Here's the relevant info from the CRA circular: 

_*Foreign exchange gains and losses
*
Foreign exchange gains or losses from capital transactions in foreign currencies are considered to be capital gains or losses. However, you only have to report the amount of your net gain or loss for the year that is more than $200. If the net amount is $200 or less:

there is no capital gain or loss; and you do not have to report it on your return._

Read the whole Capital Gains guide here: http://www.cra-arc.gc.ca/E/pub/tg/t4037/t4037-e.html#P637_60798


----------



## kcowan (Jul 1, 2010)

I use the June 30th rate for all my FX reporting. They accept this because it is consistent and simple. The alternative is a lot of work.


----------



## el oro (Jun 16, 2009)

Is the June 30th method an acceptable way of recording foreign stock/option capital gains as well? Or is there another way besides accounting for exchange rate at time of each trade?


----------



## humble_pie (Jun 7, 2009)

there are lots of sub-methods. One just has to choose one & be consistent.

one can use bank of canada noon rate - or closing rate - on the date of settlement of each transaction. What a pain.

or one can use the monthly average BOC rate.

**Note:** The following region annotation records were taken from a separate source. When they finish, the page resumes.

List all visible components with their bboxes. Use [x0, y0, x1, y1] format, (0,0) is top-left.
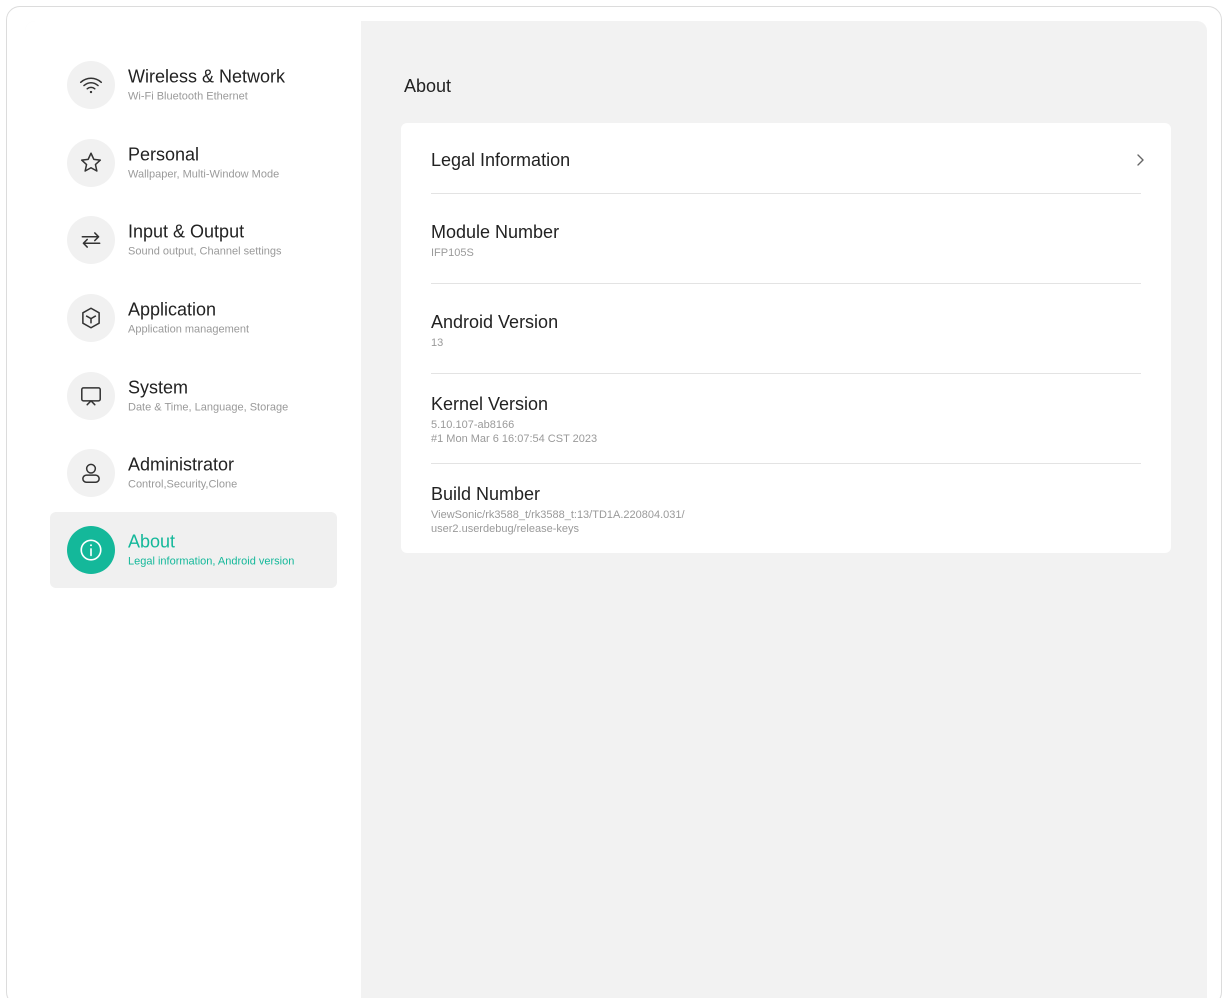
- sidebar-item-title: Wireless & Network: [128, 66, 286, 87]
- settings-screen: Wireless & Network Wi-Fi Bluetooth Ether…: [25, 21, 1207, 998]
- row-value: 13: [431, 337, 444, 349]
- module-number-row: Module Number IFP105S: [431, 221, 1141, 260]
- sidebar-item-title: Application: [128, 299, 217, 320]
- row-value: ViewSonic/rk3588_t/rk3588_t:13/TD1A.2208…: [431, 508, 1141, 536]
- main-panel: About Legal Information Module Number IF…: [361, 21, 1207, 998]
- chevron-right-icon[interactable]: [1133, 153, 1147, 167]
- info-icon: [67, 526, 115, 574]
- value-line: ViewSonic/rk3588_t/rk3588_t:13/TD1A.2208…: [431, 509, 685, 521]
- sidebar-item-wireless-network[interactable]: Wireless & Network Wi-Fi Bluetooth Ether…: [50, 47, 337, 123]
- monitor-icon: [67, 372, 115, 420]
- row-value: IFP105S: [431, 247, 474, 259]
- page-title: About: [404, 76, 452, 96]
- sidebar-item-title: Input & Output: [128, 221, 245, 242]
- swap-arrows-icon: [67, 216, 115, 264]
- sidebar-item-subtitle: Sound output, Channel settings: [128, 245, 282, 258]
- row-title: Module Number: [431, 222, 560, 242]
- sidebar-item-title: System: [128, 377, 189, 398]
- divider: [431, 373, 1141, 374]
- divider: [431, 283, 1141, 284]
- sidebar-item-about[interactable]: About Legal information, Android version: [50, 512, 337, 588]
- row-title: Build Number: [431, 484, 541, 504]
- device-frame: Wireless & Network Wi-Fi Bluetooth Ether…: [6, 6, 1222, 998]
- android-version-row: Android Version 13: [431, 311, 1141, 350]
- sidebar-item-subtitle: Wallpaper, Multi-Window Mode: [128, 168, 280, 181]
- legal-information-row[interactable]: Legal Information: [431, 149, 1141, 189]
- star-icon: [67, 139, 115, 187]
- about-card: Legal Information Module Number IFP105S …: [401, 123, 1171, 553]
- row-value: 5.10.107-ab8166 #1 Mon Mar 6 16:07:54 CS…: [431, 418, 1141, 446]
- row-title: Android Version: [431, 312, 559, 332]
- sidebar-item-input-output[interactable]: Input & Output Sound output, Channel set…: [50, 202, 337, 278]
- sidebar-item-administrator[interactable]: Administrator Control,Security,Clone: [50, 435, 337, 511]
- sidebar-item-title: Personal: [128, 144, 200, 165]
- kernel-version-row: Kernel Version 5.10.107-ab8166 #1 Mon Ma…: [431, 393, 1141, 446]
- sidebar: Wireless & Network Wi-Fi Bluetooth Ether…: [25, 21, 361, 998]
- cube-icon: [67, 294, 115, 342]
- sidebar-item-subtitle: Legal information, Android version: [128, 555, 295, 568]
- sidebar-item-application[interactable]: Application Application management: [50, 280, 337, 356]
- value-line: #1 Mon Mar 6 16:07:54 CST 2023: [431, 433, 598, 445]
- divider: [431, 193, 1141, 194]
- build-number-row: Build Number ViewSonic/rk3588_t/rk3588_t…: [431, 483, 1141, 536]
- value-line: user2.userdebug/release-keys: [431, 523, 579, 535]
- wifi-icon: [67, 61, 115, 109]
- sidebar-item-title: About: [128, 531, 176, 552]
- row-title: Legal Information: [431, 150, 571, 170]
- sidebar-item-title: Administrator: [128, 454, 235, 475]
- value-line: 5.10.107-ab8166: [431, 419, 515, 431]
- row-title: Kernel Version: [431, 394, 549, 414]
- sidebar-item-system[interactable]: System Date & Time, Language, Storage: [50, 358, 337, 434]
- divider: [431, 463, 1141, 464]
- sidebar-item-subtitle: Date & Time, Language, Storage: [128, 401, 289, 414]
- user-icon: [67, 449, 115, 497]
- sidebar-item-subtitle: Wi-Fi Bluetooth Ethernet: [128, 90, 248, 103]
- sidebar-item-personal[interactable]: Personal Wallpaper, Multi-Window Mode: [50, 125, 337, 201]
- sidebar-item-subtitle: Control,Security,Clone: [128, 478, 238, 491]
- sidebar-item-subtitle: Application management: [128, 323, 250, 336]
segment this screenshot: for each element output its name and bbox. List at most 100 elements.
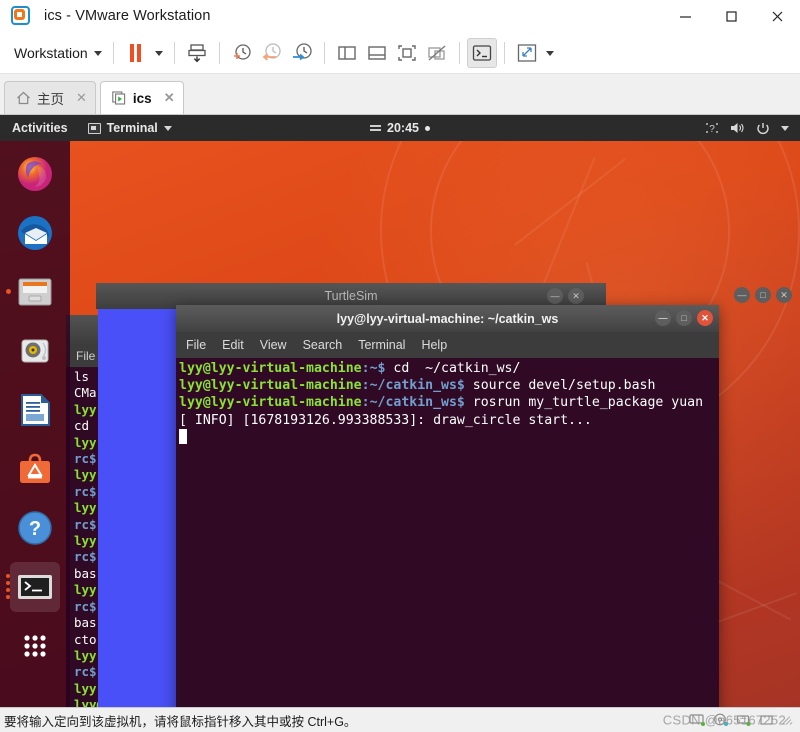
usb-status-icon[interactable] <box>736 713 752 727</box>
window-titlebar: ics - VMware Workstation <box>0 0 800 33</box>
terminal-menu-terminal[interactable]: Terminal <box>358 338 405 352</box>
manage-vm-button[interactable] <box>182 38 212 68</box>
ubuntu-software-icon <box>20 453 50 483</box>
dock-item-show-applications[interactable] <box>10 621 60 671</box>
network-status-icon[interactable] <box>689 713 706 727</box>
rhythmbox-icon <box>21 339 49 363</box>
app-menu-label: Terminal <box>106 121 158 135</box>
tab-home-label: 主页 <box>37 92 64 107</box>
dock-item-firefox[interactable] <box>10 149 60 199</box>
workstation-menu-button[interactable]: Workstation <box>10 41 106 65</box>
turtlesim-minimize-button[interactable]: — <box>547 288 563 304</box>
expand-arrows-icon <box>517 44 536 62</box>
terminal-close-button[interactable]: ✕ <box>697 310 713 326</box>
dock-item-files[interactable] <box>6 267 60 317</box>
minimize-button[interactable] <box>662 0 708 33</box>
send-ctrl-alt-del-button[interactable] <box>466 38 497 68</box>
resize-grip-icon[interactable] <box>781 714 794 726</box>
maximize-button[interactable] <box>708 0 754 33</box>
ubuntu-top-bar: Activities Terminal 20:45 ? <box>0 115 800 141</box>
dock-item-rhythmbox[interactable] <box>10 326 60 376</box>
clock-label: 20:45 <box>387 121 419 135</box>
window-controls <box>662 0 800 33</box>
background-terminal-menu-file[interactable]: File <box>76 349 95 363</box>
clock-arrow-left-icon <box>262 43 281 61</box>
svg-text:?: ? <box>29 518 41 540</box>
hdd-status-icon[interactable] <box>759 713 775 727</box>
terminal-menu-edit[interactable]: Edit <box>222 338 244 352</box>
unity-mode-disabled-icon <box>428 45 446 61</box>
pause-vm-button[interactable] <box>121 38 151 68</box>
tab-home[interactable]: 主页 ✕ <box>4 81 96 114</box>
terminal-menu-search[interactable]: Search <box>303 338 343 352</box>
fullscreen-button[interactable] <box>512 38 542 68</box>
terminal-output[interactable]: lyy@lyy-virtual-machine:~$ cd ~/catkin_w… <box>176 358 719 446</box>
terminal-menu-file[interactable]: File <box>186 338 206 352</box>
turtlesim-close-button[interactable]: ✕ <box>568 288 584 304</box>
show-thumbnails-button[interactable] <box>392 38 422 68</box>
snapshot-manager-button[interactable] <box>287 38 317 68</box>
take-snapshot-button[interactable] <box>227 38 257 68</box>
main-toolbar: Workstation <box>0 33 800 74</box>
chevron-down-icon <box>163 125 172 131</box>
window-title: ics - VMware Workstation <box>44 8 211 24</box>
cd-status-icon[interactable] <box>713 713 729 727</box>
dock-item-terminal[interactable] <box>6 562 60 612</box>
tab-ics-label: ics <box>132 90 152 106</box>
terminal-window[interactable]: lyy@lyy-virtual-machine: ~/catkin_ws — □… <box>176 305 719 707</box>
notification-dot-icon <box>424 125 430 131</box>
console-prompt-icon <box>472 45 491 61</box>
unity-mode-button[interactable] <box>422 38 452 68</box>
home-icon <box>17 91 30 105</box>
tab-home-close-icon[interactable]: ✕ <box>76 90 87 106</box>
power-dropdown-button[interactable] <box>151 38 167 68</box>
thunderbird-icon <box>18 216 52 250</box>
status-message: 要将输入定向到该虚拟机，请将鼠标指针移入其中或按 Ctrl+G。 <box>4 714 357 729</box>
background-window-maximize-button[interactable]: □ <box>755 287 771 303</box>
terminal-menu-view[interactable]: View <box>260 338 287 352</box>
clock-plus-icon <box>233 44 251 60</box>
revert-snapshot-button[interactable] <box>257 38 287 68</box>
show-console-view-button[interactable] <box>362 38 392 68</box>
terminal-line: lyy@lyy-virtual-machine:~$ cd ~/catkin_w… <box>179 361 521 376</box>
turtlesim-canvas[interactable] <box>98 309 176 707</box>
fullscreen-dropdown-button[interactable] <box>542 38 558 68</box>
accessibility-icon: ? <box>706 123 718 135</box>
vm-running-icon <box>112 91 126 105</box>
system-status-menu[interactable]: ? <box>705 121 789 135</box>
toolbar-separator <box>112 42 114 64</box>
terminal-menubar: File Edit View Search Terminal Help <box>176 332 719 358</box>
background-window-close-button[interactable]: ✕ <box>776 287 792 303</box>
libreoffice-writer-icon <box>21 394 50 426</box>
terminal-line: lyy@lyy-virtual-machine:~/catkin_ws$ ros… <box>179 395 704 411</box>
show-library-button[interactable] <box>332 38 362 68</box>
terminal-menu-help[interactable]: Help <box>421 338 447 352</box>
power-icon <box>757 123 769 135</box>
grid-apps-icon <box>24 635 46 657</box>
dock-item-thunderbird[interactable] <box>10 208 60 258</box>
close-button[interactable] <box>754 0 800 33</box>
files-icon <box>18 278 52 306</box>
volume-icon <box>731 123 744 133</box>
toolbar-separator <box>503 42 505 64</box>
dock-item-help[interactable]: ? <box>10 503 60 553</box>
background-window-minimize-button[interactable]: — <box>734 287 750 303</box>
running-indicator-icon <box>6 574 10 599</box>
chevron-down-icon <box>154 50 163 56</box>
dock-item-ubuntu-software[interactable] <box>10 444 60 494</box>
tab-ics[interactable]: ics ✕ <box>99 81 184 114</box>
terminal-maximize-button[interactable]: □ <box>676 310 692 326</box>
vm-guest-screen[interactable]: File ls CMa lyy cd lyy rc$ lyy rc$ lyy rc$ lyy rc$ b… <box>0 115 800 707</box>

or one can use the annual bank of canada average rate, which they publish in january of the following year.

the advantage of using the june 30 rate as the annual rate for all transactions, i would imagine, is that it is known as of june 30 each year. All subsequent transactions during the remaining 6 months of the year can be priced in, as they occur, at this rate. By contrast, using the official BOC annual rate means waiting to finalize all calculations until it appears in january of the following year.


----------



## el oro (Jun 16, 2009)

Thanks hp


----------